화학공학소재연구정보센터
Polymer, Vol.37, No.13, 2701-2708, 1996
Thermodynamics of Aggregation in Associating Ionomer Solutions
Small angle neutron scattering has been used to study the aggregation behaviour of a sodium sulfonated polystyrene ionomer (SPS) with a molecular weight of 10(5) g mol(-1) and a sulfonation level of 0.95 mol% in dilute p-xylene solution. The variation with concentration of both the average aggregate molecular weight and the average aggregate radius of gyration at temperatures ranging from 25 to 60 degrees C were obtained. All the results observed can be quantitatively interpreted by use of a closed association model in which single chains are assumed to be in equilibrium with aggregates of one size. At concentrations below 0.1 g dl(-1) this ionomer exists in solution mainly as single collapsed chains with an average radius of gyration of 78 Angstrom.
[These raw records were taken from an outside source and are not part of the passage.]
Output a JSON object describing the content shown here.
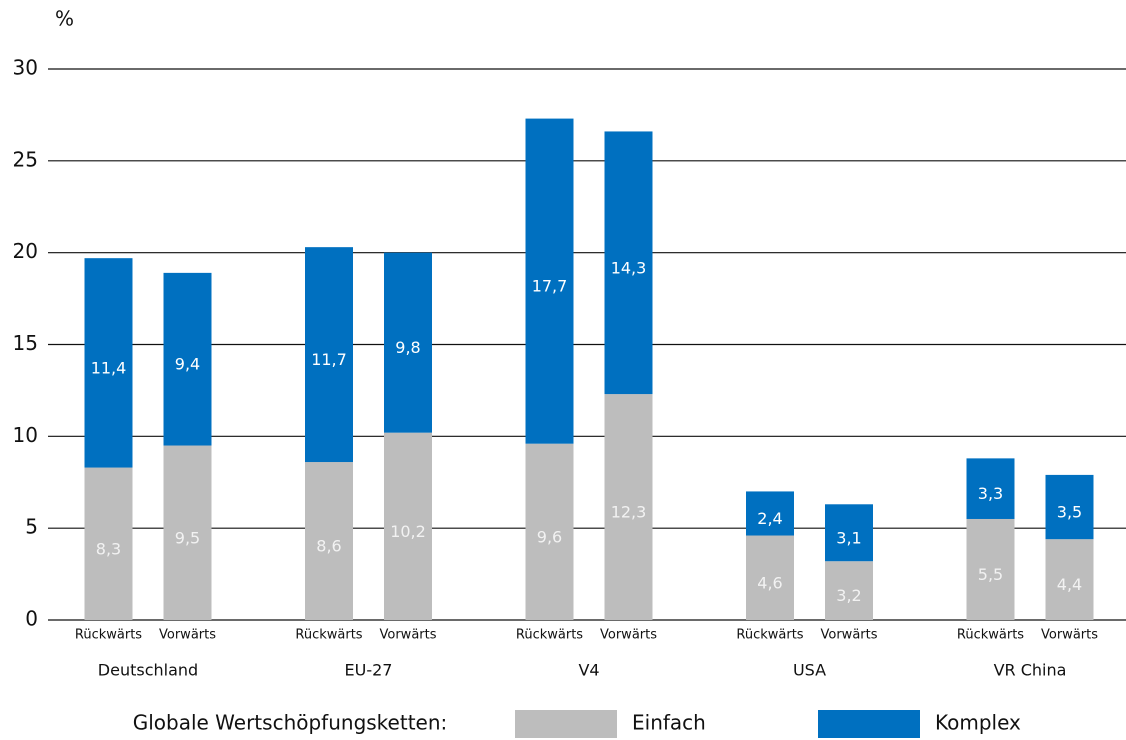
{
  "chart_data": {
    "type": "stacked_bar",
    "y_label": "%",
    "categories": [
      "Rückwärts",
      "Vorwärts",
      "Rückwärts",
      "Vorwärts",
      "Rückwärts",
      "Vorwärts",
      "Rückwärts",
      "Vorwärts",
      "Rückwärts",
      "Vorwärts"
    ],
    "groups": [
      "Deutschland",
      "EU-27",
      "V4",
      "USA",
      "VR China"
    ],
    "series": [
      {
        "name": "Einfach",
        "color": "#bdbdbd",
        "label_color": "#f2f2f2",
        "values": [
          8.3,
          9.5,
          8.6,
          10.2,
          9.6,
          12.3,
          4.6,
          3.2,
          5.5,
          4.4
        ],
        "value_labels": [
          "8,3",
          "9,5",
          "8,6",
          "10,2",
          "9,6",
          "12,3",
          "4,6",
          "3,2",
          "5,5",
          "4,4"
        ]
      },
      {
        "name": "Komplex",
        "color": "#0070c0",
        "label_color": "#ffffff",
        "values": [
          11.4,
          9.4,
          11.7,
          9.8,
          17.7,
          14.3,
          2.4,
          3.1,
          3.3,
          3.5
        ],
        "value_labels": [
          "11,4",
          "9,4",
          "11,7",
          "9,8",
          "17,7",
          "14,3",
          "2,4",
          "3,1",
          "3,3",
          "3,5"
        ]
      }
    ],
    "legend_title": "Globale Wertschöpfungsketten:",
    "legend_position": "bottom",
    "ylim": [
      0,
      30
    ],
    "yticks": [
      0,
      5,
      10,
      15,
      20,
      25,
      30
    ],
    "grid": true
  }
}
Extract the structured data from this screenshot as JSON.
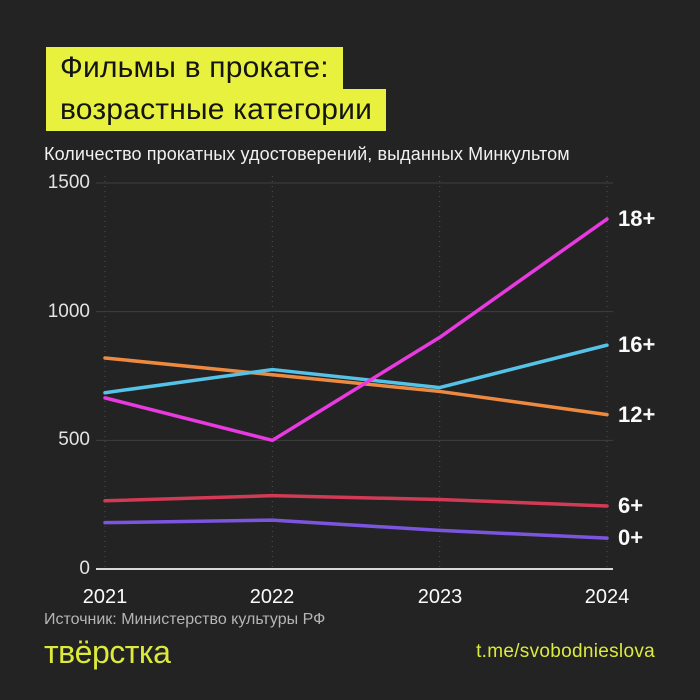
{
  "header": {
    "title_line1": "Фильмы в прокате:",
    "title_line2": "возрастные категории",
    "subtitle": "Количество прокатных удостоверений, выданных Минкультом"
  },
  "chart_data": {
    "type": "line",
    "title": "Количество прокатных удостоверений, выданных Минкультом",
    "xlabel": "",
    "ylabel": "",
    "categories": [
      "2021",
      "2022",
      "2023",
      "2024"
    ],
    "yticks": [
      "1500",
      "1000",
      "500",
      "0"
    ],
    "ytick_values": [
      1500,
      1000,
      500,
      0
    ],
    "ylim": [
      0,
      1500
    ],
    "grid": true,
    "legend_position": "right-at-line-ends",
    "series": [
      {
        "name": "18+",
        "color": "#e83ae0",
        "values": [
          665,
          500,
          900,
          1360
        ]
      },
      {
        "name": "16+",
        "color": "#55c3e8",
        "values": [
          685,
          775,
          705,
          870
        ]
      },
      {
        "name": "12+",
        "color": "#ed8a40",
        "values": [
          820,
          755,
          690,
          600
        ]
      },
      {
        "name": "6+",
        "color": "#d23a55",
        "values": [
          265,
          285,
          270,
          245
        ]
      },
      {
        "name": "0+",
        "color": "#7b55df",
        "values": [
          180,
          190,
          150,
          120
        ]
      }
    ]
  },
  "footer": {
    "source": "Источник: Министерство культуры РФ",
    "logo": "твёрстка",
    "link": "t.me/svobodnieslova"
  },
  "colors": {
    "background": "#232323",
    "accent_yellow": "#e7f13e",
    "footer_yellow": "#dcea3c",
    "gridline": "#3f3f3f",
    "axis_line": "#d9d9d9",
    "dotted_gridline": "#4f4f4f"
  }
}
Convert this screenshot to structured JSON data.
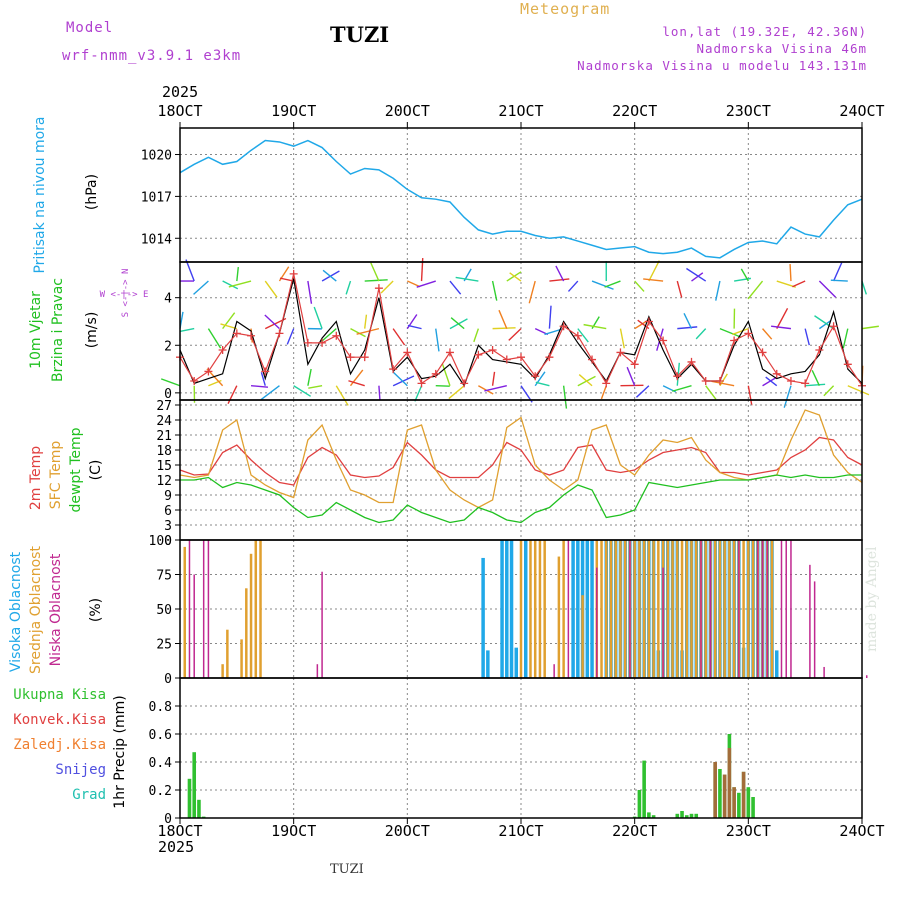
{
  "header": {
    "model_label": "Model",
    "model_version": "wrf-nmm_v3.9.1 e3km",
    "station": "TUZI",
    "title": "Meteogram",
    "lonlat": "lon,lat (19.32E, 42.36N)",
    "altitude": "Nadmorska Visina 46m",
    "model_altitude": "Nadmorska Visina u modelu 143.131m"
  },
  "footer": {
    "year": "2025",
    "station": "TUZI",
    "credit": "made by Angel"
  },
  "colors": {
    "pressure": "#20a8e8",
    "wind_speed": "#000000",
    "gust": "#e04040",
    "t2m": "#e04040",
    "sfc": "#e0a030",
    "dew": "#20c020",
    "high_cloud": "#20a8e8",
    "mid_cloud": "#e0a030",
    "low_cloud": "#c02890",
    "precip": "#30c030",
    "conv": "#e04040",
    "grid": "#888888"
  },
  "chart_data": [
    {
      "type": "line",
      "title": "Pritisak na nivou mora",
      "ylabel": "(hPa)",
      "x_tick_labels": [
        "18OCT",
        "19OCT",
        "20OCT",
        "21OCT",
        "22OCT",
        "23OCT",
        "24OCT"
      ],
      "xlim": [
        0,
        144
      ],
      "ylim": [
        1012.3,
        1021.9
      ],
      "yticks": [
        1014,
        1017,
        1020
      ],
      "series": [
        {
          "name": "pressure",
          "x": [
            0,
            3,
            6,
            9,
            12,
            15,
            18,
            21,
            24,
            27,
            30,
            33,
            36,
            39,
            42,
            45,
            48,
            51,
            54,
            57,
            60,
            63,
            66,
            69,
            72,
            75,
            78,
            81,
            84,
            87,
            90,
            93,
            96,
            99,
            102,
            105,
            108,
            111,
            114,
            117,
            120,
            123,
            126,
            129,
            132,
            135,
            138,
            141,
            144
          ],
          "y": [
            1018.7,
            1019.3,
            1019.8,
            1019.3,
            1019.5,
            1020.3,
            1021.0,
            1020.9,
            1020.6,
            1021.0,
            1020.5,
            1019.5,
            1018.6,
            1019.0,
            1018.9,
            1018.3,
            1017.5,
            1016.9,
            1016.8,
            1016.6,
            1015.5,
            1014.6,
            1014.3,
            1014.5,
            1014.5,
            1014.2,
            1014.0,
            1014.1,
            1013.8,
            1013.5,
            1013.2,
            1013.3,
            1013.4,
            1013.0,
            1012.9,
            1013.0,
            1013.3,
            1012.7,
            1012.6,
            1013.2,
            1013.7,
            1013.8,
            1013.6,
            1014.8,
            1014.3,
            1014.1,
            1015.3,
            1016.4,
            1016.8
          ]
        }
      ]
    },
    {
      "type": "line",
      "title": "10m Vjetar Brzina i Pravac",
      "ylabel": "(m/s)",
      "ylim": [
        -0.3,
        5.5
      ],
      "yticks": [
        0,
        2,
        4
      ],
      "series": [
        {
          "name": "wind_speed",
          "x": [
            0,
            3,
            6,
            9,
            12,
            15,
            18,
            21,
            24,
            27,
            30,
            33,
            36,
            39,
            42,
            45,
            48,
            51,
            54,
            57,
            60,
            63,
            66,
            69,
            72,
            75,
            78,
            81,
            84,
            87,
            90,
            93,
            96,
            99,
            102,
            105,
            108,
            111,
            114,
            117,
            120,
            123,
            126,
            129,
            132,
            135,
            138,
            141,
            144
          ],
          "y": [
            1.8,
            0.4,
            0.6,
            0.8,
            3.0,
            2.6,
            0.6,
            2.5,
            4.8,
            1.2,
            2.3,
            3.0,
            0.8,
            1.8,
            4.0,
            0.9,
            1.5,
            0.6,
            0.7,
            1.2,
            0.3,
            2.0,
            1.4,
            1.3,
            1.2,
            0.6,
            1.6,
            3.0,
            2.1,
            1.3,
            0.5,
            1.7,
            1.6,
            3.2,
            1.8,
            0.6,
            1.2,
            0.5,
            0.5,
            2.0,
            3.0,
            1.0,
            0.6,
            0.8,
            0.9,
            1.6,
            3.4,
            1.0,
            0.4
          ]
        },
        {
          "name": "gust",
          "x": [
            0,
            3,
            6,
            9,
            12,
            15,
            18,
            21,
            24,
            27,
            30,
            33,
            36,
            39,
            42,
            45,
            48,
            51,
            54,
            57,
            60,
            63,
            66,
            69,
            72,
            75,
            78,
            81,
            84,
            87,
            90,
            93,
            96,
            99,
            102,
            105,
            108,
            111,
            114,
            117,
            120,
            123,
            126,
            129,
            132,
            135,
            138,
            141,
            144
          ],
          "y": [
            1.5,
            0.5,
            0.9,
            1.8,
            2.5,
            2.4,
            0.9,
            2.5,
            5.0,
            2.1,
            2.1,
            2.4,
            1.5,
            1.5,
            4.4,
            1.0,
            1.7,
            0.4,
            0.8,
            1.7,
            0.4,
            1.6,
            1.8,
            1.4,
            1.5,
            0.7,
            1.5,
            2.8,
            2.4,
            1.4,
            0.4,
            1.7,
            1.2,
            3.0,
            2.2,
            0.7,
            1.3,
            0.5,
            0.5,
            2.2,
            2.5,
            1.7,
            0.8,
            0.5,
            0.4,
            1.8,
            2.8,
            1.2,
            0.3
          ]
        }
      ]
    },
    {
      "type": "line",
      "title": "2m Temp / SFC Temp / dewpt Temp",
      "ylabel": "(C)",
      "ylim": [
        0,
        28
      ],
      "yticks": [
        0,
        3,
        6,
        9,
        12,
        15,
        18,
        21,
        24,
        27
      ],
      "series": [
        {
          "name": "2m Temp",
          "x": [
            0,
            3,
            6,
            9,
            12,
            15,
            18,
            21,
            24,
            27,
            30,
            33,
            36,
            39,
            42,
            45,
            48,
            51,
            54,
            57,
            60,
            63,
            66,
            69,
            72,
            75,
            78,
            81,
            84,
            87,
            90,
            93,
            96,
            99,
            102,
            105,
            108,
            111,
            114,
            117,
            120,
            123,
            126,
            129,
            132,
            135,
            138,
            141,
            144
          ],
          "y": [
            14.0,
            13.0,
            13.2,
            17.5,
            19.0,
            16.0,
            13.5,
            11.5,
            11.0,
            16.5,
            18.5,
            17.0,
            13.0,
            12.5,
            12.8,
            14.5,
            19.5,
            17.0,
            14.0,
            12.5,
            12.5,
            12.5,
            15.0,
            19.5,
            18.0,
            14.0,
            13.0,
            14.0,
            18.5,
            19.0,
            14.0,
            13.5,
            14.0,
            16.0,
            17.5,
            18.0,
            18.5,
            17.5,
            13.5,
            13.5,
            13.0,
            13.5,
            14.0,
            16.5,
            18.0,
            20.5,
            20.0,
            16.5,
            15.0
          ]
        },
        {
          "name": "SFC Temp",
          "x": [
            0,
            3,
            6,
            9,
            12,
            15,
            18,
            21,
            24,
            27,
            30,
            33,
            36,
            39,
            42,
            45,
            48,
            51,
            54,
            57,
            60,
            63,
            66,
            69,
            72,
            75,
            78,
            81,
            84,
            87,
            90,
            93,
            96,
            99,
            102,
            105,
            108,
            111,
            114,
            117,
            120,
            123,
            126,
            129,
            132,
            135,
            138,
            141,
            144
          ],
          "y": [
            13.0,
            12.5,
            13.0,
            22.0,
            24.0,
            13.0,
            11.0,
            9.5,
            8.5,
            20.0,
            23.0,
            16.0,
            10.0,
            9.0,
            7.5,
            7.5,
            22.0,
            23.0,
            14.0,
            10.0,
            8.0,
            6.5,
            8.0,
            22.5,
            24.5,
            15.0,
            12.0,
            10.0,
            12.0,
            22.0,
            23.0,
            15.0,
            13.0,
            17.0,
            20.0,
            19.5,
            20.5,
            16.0,
            13.5,
            12.5,
            12.0,
            12.5,
            13.0,
            20.0,
            26.0,
            25.0,
            17.0,
            13.5,
            11.5
          ]
        },
        {
          "name": "dewpt Temp",
          "x": [
            0,
            3,
            6,
            9,
            12,
            15,
            18,
            21,
            24,
            27,
            30,
            33,
            36,
            39,
            42,
            45,
            48,
            51,
            54,
            57,
            60,
            63,
            66,
            69,
            72,
            75,
            78,
            81,
            84,
            87,
            90,
            93,
            96,
            99,
            102,
            105,
            108,
            111,
            114,
            117,
            120,
            123,
            126,
            129,
            132,
            135,
            138,
            141,
            144
          ],
          "y": [
            12.0,
            12.0,
            12.5,
            10.5,
            11.5,
            11.0,
            10.0,
            9.0,
            6.5,
            4.5,
            5.0,
            7.5,
            6.0,
            4.5,
            3.5,
            4.0,
            7.0,
            5.5,
            4.5,
            3.5,
            4.0,
            6.5,
            5.5,
            4.0,
            3.5,
            5.5,
            6.5,
            9.0,
            11.0,
            10.0,
            4.5,
            5.0,
            6.0,
            11.5,
            11.0,
            10.5,
            11.0,
            11.5,
            12.0,
            12.0,
            12.0,
            12.5,
            13.0,
            12.5,
            13.0,
            12.5,
            12.5,
            13.0,
            13.0
          ]
        }
      ]
    },
    {
      "type": "bar",
      "title": "Visoka Oblacnost / Srednja Oblacnost / Niska Oblacnost",
      "ylabel": "(%)",
      "ylim": [
        0,
        100
      ],
      "yticks": [
        0,
        25,
        50,
        75,
        100
      ],
      "series": [
        {
          "name": "Visoka Oblacnost",
          "x": [
            64,
            65,
            68,
            69,
            70,
            71,
            73,
            83,
            84,
            85,
            86,
            87,
            90,
            91,
            92,
            93,
            94,
            95,
            96,
            97,
            98,
            99,
            100,
            101,
            102,
            103,
            104,
            105,
            106,
            107,
            108,
            109,
            110,
            111,
            112,
            113,
            114,
            115,
            116,
            117,
            118,
            119,
            120,
            121,
            122,
            123,
            124,
            125,
            126
          ],
          "values": [
            87,
            20,
            100,
            100,
            100,
            22,
            100,
            100,
            100,
            100,
            100,
            100,
            100,
            100,
            100,
            100,
            100,
            100,
            100,
            100,
            100,
            100,
            100,
            20,
            100,
            100,
            100,
            100,
            20,
            100,
            100,
            100,
            100,
            100,
            100,
            100,
            100,
            100,
            100,
            100,
            100,
            22,
            100,
            100,
            100,
            100,
            100,
            100,
            20
          ]
        },
        {
          "name": "Srednja Oblacnost",
          "x": [
            1,
            9,
            10,
            13,
            14,
            15,
            16,
            17,
            72,
            74,
            75,
            76,
            77,
            80,
            81,
            85,
            88,
            89,
            90,
            91,
            92,
            93,
            94,
            95,
            96,
            97,
            98,
            99,
            100,
            101,
            102,
            103,
            104,
            105,
            106,
            107,
            108,
            109,
            110,
            111,
            112,
            113,
            114,
            115,
            116,
            117,
            118,
            119,
            120,
            121,
            122,
            123,
            124,
            125
          ],
          "values": [
            95,
            10,
            35,
            28,
            65,
            90,
            100,
            100,
            100,
            100,
            100,
            100,
            100,
            88,
            100,
            60,
            100,
            100,
            100,
            100,
            100,
            100,
            100,
            100,
            100,
            100,
            100,
            100,
            100,
            100,
            100,
            100,
            100,
            100,
            100,
            100,
            100,
            100,
            100,
            100,
            100,
            100,
            100,
            100,
            100,
            100,
            100,
            100,
            100,
            100,
            100,
            100,
            100,
            100
          ]
        },
        {
          "name": "Niska Oblacnost",
          "x": [
            2,
            3,
            5,
            6,
            29,
            30,
            79,
            82,
            88,
            95,
            102,
            110,
            112,
            118,
            122,
            123,
            124,
            127,
            128,
            129,
            133,
            134,
            136,
            145
          ],
          "values": [
            100,
            75,
            100,
            100,
            10,
            77,
            10,
            100,
            80,
            100,
            80,
            100,
            100,
            100,
            100,
            100,
            100,
            100,
            100,
            100,
            82,
            70,
            8,
            2
          ]
        }
      ]
    },
    {
      "type": "bar",
      "title": "1hr Precip",
      "ylabel": "(mm)",
      "ylim": [
        0,
        1.0
      ],
      "yticks": [
        0,
        0.2,
        0.4,
        0.6,
        0.8
      ],
      "legend": [
        "Ukupna Kisa",
        "Konvek.Kisa",
        "Zaledj.Kisa",
        "Snijeg",
        "Grad"
      ],
      "series": [
        {
          "name": "Ukupna Kisa",
          "x": [
            2,
            3,
            4,
            5,
            96,
            97,
            98,
            99,
            100,
            105,
            106,
            107,
            108,
            109,
            113,
            114,
            115,
            116,
            117,
            118,
            119,
            120,
            121
          ],
          "values": [
            0.28,
            0.47,
            0.13,
            0.01,
            0.01,
            0.2,
            0.41,
            0.04,
            0.02,
            0.03,
            0.05,
            0.02,
            0.03,
            0.03,
            0.4,
            0.35,
            0.31,
            0.6,
            0.22,
            0.18,
            0.33,
            0.22,
            0.15
          ]
        },
        {
          "name": "Konvek.Kisa",
          "x": [
            113,
            115,
            116,
            117,
            119
          ],
          "values": [
            0.4,
            0.31,
            0.5,
            0.22,
            0.33
          ]
        }
      ]
    }
  ]
}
By comparison, the single chain dimension of the unsulfonated polystyrene at infinite dilution is 130 Angstrom in xylene. As the ionomer concentration is raised, an increasing fraction of the single chains associates to form small compact aggregates with a radius of gyration of 150 Angstrom and consisting of three chains. Both the single chain and aggregate dimensions are temperature independent, as is the extent of aggregation at a given concentration. This shows that the free energy change on forming aggregates from single collapsed chains is primarily entropic in nature. (i.e. there is no enthalpy change on aggregation). Moreover, no enthalpic contribution to the foe energy of mixing for the ionomer aggregates with the solvent is observed. A contrast matching method was used to probe the aggregate internal structure. Within an aggregate the individual chains were found to expand from their collapsed state to 115 Angstrom. The combined results suggest that the aggregates and single chains consist of a compact core which is primarily ionic in nature surrounded by solvent swollen polystyrene chains. In this picture the aggregates would form because of the increase in both configurational entropy of the polymer chains and the greater mixing of the polystyrene chains with the solvent on single chain expansion within the aggregates.